Use of the SBGrid installation manager has rapidly expanded over the last few years, with 3752 installations currently supported. This new modular approach to software synchronization streamlines the task of software management to support the diverse range of license configurations and tailored installation types required to meet the needs of SBGrid laboratories. The modularity ensures that the SBGrid deployment is capable of accommodating a repository of thousands of software titles and versions while also offering the flexibility to install small subsets of applications. It is therefore particularly suited to meet the requirements of individual users.
2.7. MultiGrid: scale-up to other domains
The software titles in the SBGrid collection are typically limited to applications that directly or indirectly support the unique needs of structural biology experimentalists. However, laboratories that primarily utilize NMR, X-ray crystallography and cryoEM in their research routinely venture to other fields of computational biology. In those cases, they typically prefer to reuse the existing CPU and GPU resources for computing and the familiar SBGrid platform for software access.

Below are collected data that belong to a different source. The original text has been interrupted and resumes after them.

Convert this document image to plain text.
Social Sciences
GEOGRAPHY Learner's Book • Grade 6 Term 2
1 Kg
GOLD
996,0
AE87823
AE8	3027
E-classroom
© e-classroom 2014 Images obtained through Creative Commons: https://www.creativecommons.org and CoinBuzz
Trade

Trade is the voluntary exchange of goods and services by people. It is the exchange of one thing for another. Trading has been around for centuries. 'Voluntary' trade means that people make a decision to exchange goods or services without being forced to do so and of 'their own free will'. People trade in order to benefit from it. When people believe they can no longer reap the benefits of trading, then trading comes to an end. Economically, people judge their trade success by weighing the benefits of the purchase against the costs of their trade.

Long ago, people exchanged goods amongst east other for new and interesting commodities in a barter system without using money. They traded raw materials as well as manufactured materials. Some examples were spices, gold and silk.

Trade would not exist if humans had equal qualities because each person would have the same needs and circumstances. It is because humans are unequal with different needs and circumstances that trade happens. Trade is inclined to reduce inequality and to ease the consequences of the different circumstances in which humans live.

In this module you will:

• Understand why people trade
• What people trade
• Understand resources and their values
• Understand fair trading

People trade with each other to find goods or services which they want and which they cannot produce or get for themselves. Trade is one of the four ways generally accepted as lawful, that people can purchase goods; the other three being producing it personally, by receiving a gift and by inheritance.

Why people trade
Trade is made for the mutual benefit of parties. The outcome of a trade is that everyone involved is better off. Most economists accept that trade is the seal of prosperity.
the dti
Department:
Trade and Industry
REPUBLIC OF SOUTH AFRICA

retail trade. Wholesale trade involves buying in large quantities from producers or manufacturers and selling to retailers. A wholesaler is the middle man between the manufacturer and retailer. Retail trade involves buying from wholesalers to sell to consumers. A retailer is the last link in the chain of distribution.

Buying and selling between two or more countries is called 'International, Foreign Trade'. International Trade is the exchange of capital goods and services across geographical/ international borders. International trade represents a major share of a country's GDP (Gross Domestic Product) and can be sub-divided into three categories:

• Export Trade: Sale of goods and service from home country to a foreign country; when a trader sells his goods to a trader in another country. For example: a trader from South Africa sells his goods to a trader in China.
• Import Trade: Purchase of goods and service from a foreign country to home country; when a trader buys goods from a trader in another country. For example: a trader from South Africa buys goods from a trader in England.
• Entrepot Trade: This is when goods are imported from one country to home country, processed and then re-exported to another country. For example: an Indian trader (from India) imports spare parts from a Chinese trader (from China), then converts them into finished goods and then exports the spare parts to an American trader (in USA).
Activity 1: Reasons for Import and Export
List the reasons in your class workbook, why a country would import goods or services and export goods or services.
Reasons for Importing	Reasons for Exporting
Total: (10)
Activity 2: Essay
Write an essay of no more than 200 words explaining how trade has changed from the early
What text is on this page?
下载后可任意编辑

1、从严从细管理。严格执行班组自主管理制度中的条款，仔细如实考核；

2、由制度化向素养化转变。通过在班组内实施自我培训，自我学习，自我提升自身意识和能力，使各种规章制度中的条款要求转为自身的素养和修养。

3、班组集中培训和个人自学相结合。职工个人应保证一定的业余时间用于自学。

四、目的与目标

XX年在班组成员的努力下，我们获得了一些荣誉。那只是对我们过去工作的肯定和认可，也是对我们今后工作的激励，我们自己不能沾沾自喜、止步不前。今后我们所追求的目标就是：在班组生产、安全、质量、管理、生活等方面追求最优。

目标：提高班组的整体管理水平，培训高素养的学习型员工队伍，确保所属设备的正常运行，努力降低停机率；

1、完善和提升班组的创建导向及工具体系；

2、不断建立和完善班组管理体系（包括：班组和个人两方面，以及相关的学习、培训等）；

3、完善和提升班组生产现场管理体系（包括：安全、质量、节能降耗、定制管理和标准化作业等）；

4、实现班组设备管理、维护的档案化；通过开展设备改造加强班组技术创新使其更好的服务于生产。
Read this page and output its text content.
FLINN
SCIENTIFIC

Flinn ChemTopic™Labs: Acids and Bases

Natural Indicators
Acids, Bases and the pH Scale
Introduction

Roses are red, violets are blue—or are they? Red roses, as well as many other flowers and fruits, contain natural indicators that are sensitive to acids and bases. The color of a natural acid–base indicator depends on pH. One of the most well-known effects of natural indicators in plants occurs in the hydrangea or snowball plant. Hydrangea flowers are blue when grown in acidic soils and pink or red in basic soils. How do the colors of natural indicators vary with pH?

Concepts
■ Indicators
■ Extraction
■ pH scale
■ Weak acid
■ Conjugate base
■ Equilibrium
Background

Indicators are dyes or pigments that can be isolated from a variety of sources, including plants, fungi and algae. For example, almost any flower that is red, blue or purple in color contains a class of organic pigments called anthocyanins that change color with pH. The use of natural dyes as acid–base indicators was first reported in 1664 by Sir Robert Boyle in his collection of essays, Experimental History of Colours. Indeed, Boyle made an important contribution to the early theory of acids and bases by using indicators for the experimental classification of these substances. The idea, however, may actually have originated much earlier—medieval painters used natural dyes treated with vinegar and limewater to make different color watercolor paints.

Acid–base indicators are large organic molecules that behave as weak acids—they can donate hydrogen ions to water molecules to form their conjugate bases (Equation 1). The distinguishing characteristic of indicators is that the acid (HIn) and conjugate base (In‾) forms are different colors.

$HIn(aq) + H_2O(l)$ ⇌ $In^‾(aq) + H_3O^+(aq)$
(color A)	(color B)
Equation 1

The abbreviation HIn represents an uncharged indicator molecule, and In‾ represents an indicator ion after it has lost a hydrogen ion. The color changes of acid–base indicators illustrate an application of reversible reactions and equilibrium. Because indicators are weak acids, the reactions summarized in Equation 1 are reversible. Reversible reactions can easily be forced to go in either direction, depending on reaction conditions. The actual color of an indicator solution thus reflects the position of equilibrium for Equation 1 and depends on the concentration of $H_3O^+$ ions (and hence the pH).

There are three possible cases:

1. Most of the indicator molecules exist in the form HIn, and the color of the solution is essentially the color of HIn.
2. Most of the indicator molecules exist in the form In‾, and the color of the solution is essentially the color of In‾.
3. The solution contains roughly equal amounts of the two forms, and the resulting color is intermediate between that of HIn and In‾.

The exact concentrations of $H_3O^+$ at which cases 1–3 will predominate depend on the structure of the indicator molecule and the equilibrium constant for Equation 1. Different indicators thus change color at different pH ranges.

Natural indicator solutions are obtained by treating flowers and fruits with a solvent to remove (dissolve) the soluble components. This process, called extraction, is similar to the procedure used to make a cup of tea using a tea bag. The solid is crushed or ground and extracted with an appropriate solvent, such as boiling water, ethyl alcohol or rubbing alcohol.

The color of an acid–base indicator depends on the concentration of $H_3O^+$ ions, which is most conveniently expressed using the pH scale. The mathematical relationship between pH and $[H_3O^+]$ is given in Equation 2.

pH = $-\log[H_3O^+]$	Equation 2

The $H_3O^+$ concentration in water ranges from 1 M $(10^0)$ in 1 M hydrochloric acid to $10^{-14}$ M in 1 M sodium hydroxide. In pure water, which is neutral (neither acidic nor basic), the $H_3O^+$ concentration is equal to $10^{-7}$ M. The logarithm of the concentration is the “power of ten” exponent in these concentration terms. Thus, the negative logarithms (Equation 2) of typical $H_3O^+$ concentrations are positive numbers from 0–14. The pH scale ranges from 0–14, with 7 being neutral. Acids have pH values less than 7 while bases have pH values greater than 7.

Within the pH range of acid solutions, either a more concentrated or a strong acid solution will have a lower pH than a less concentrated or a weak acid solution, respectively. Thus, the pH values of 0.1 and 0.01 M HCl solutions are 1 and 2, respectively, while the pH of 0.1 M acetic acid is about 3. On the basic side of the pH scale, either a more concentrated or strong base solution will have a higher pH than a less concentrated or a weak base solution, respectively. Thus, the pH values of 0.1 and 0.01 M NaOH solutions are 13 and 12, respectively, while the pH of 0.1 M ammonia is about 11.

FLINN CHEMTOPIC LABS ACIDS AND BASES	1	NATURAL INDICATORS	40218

To support this emerging need, we recently developed the BioGrids collection, a separate collection of scientific software more broadly focused on computational biology that has rapidly expanded to over 700 titles. Providing support to parallel scientific domains in a single software tree necessitated the extension of Capsules and the development of multigrid functionality. Using the grid membership CCL directive setGrid, a single software title can be assigned to any number of defined grids. The tools that operate on the ED files were also extended to create parallel environments for all of the defined grids. While there are only two grids supported at this time, the enhancement was designed to allow for any number of grids. The decision to extend rather than duplicate SBGrid is advantageous because a software package relevant to multiple grids is only installed once in the general build-and-test environment and only one ED file is needed. Adding or removing an application from a grid is performed with a simple edit of the application.rc file. Using this system, applications that are relevant to multiple domains are curated once, and for sites with multiple collections installed one software tree supplies both grids. End users can select a grid easily by accessing the appropriate startup environment, and switching grids is a simple environment change.
3. Discussion
In this manuscript, we have presented the new Capsules system developed by our team, tailored specifically for structural biology. This system enhances the management and distribution of software within the SBGrid collection. It promotes access to essential computational tools across a diverse range of computational resources and contributes meaningfully to the dissemination of knowledge and tools, improving the accessibility and usability of computational resources in research. The adoption of Capsules over the previous SBGrid monolithic shell environment model marks an advancement in software management, addressing challenges with the scalability and complexity of large collections of scientific software. The Capsules technology enables SBGrid to support installations that range from a single application to hundreds of applications with multiple versions in a distributed, conflict-free environment. By isolating the runtime environments of individual applications, our method simplifies application use and effectively addresses the environment- and version-specific conflicts that were prevalent in the monolithic model.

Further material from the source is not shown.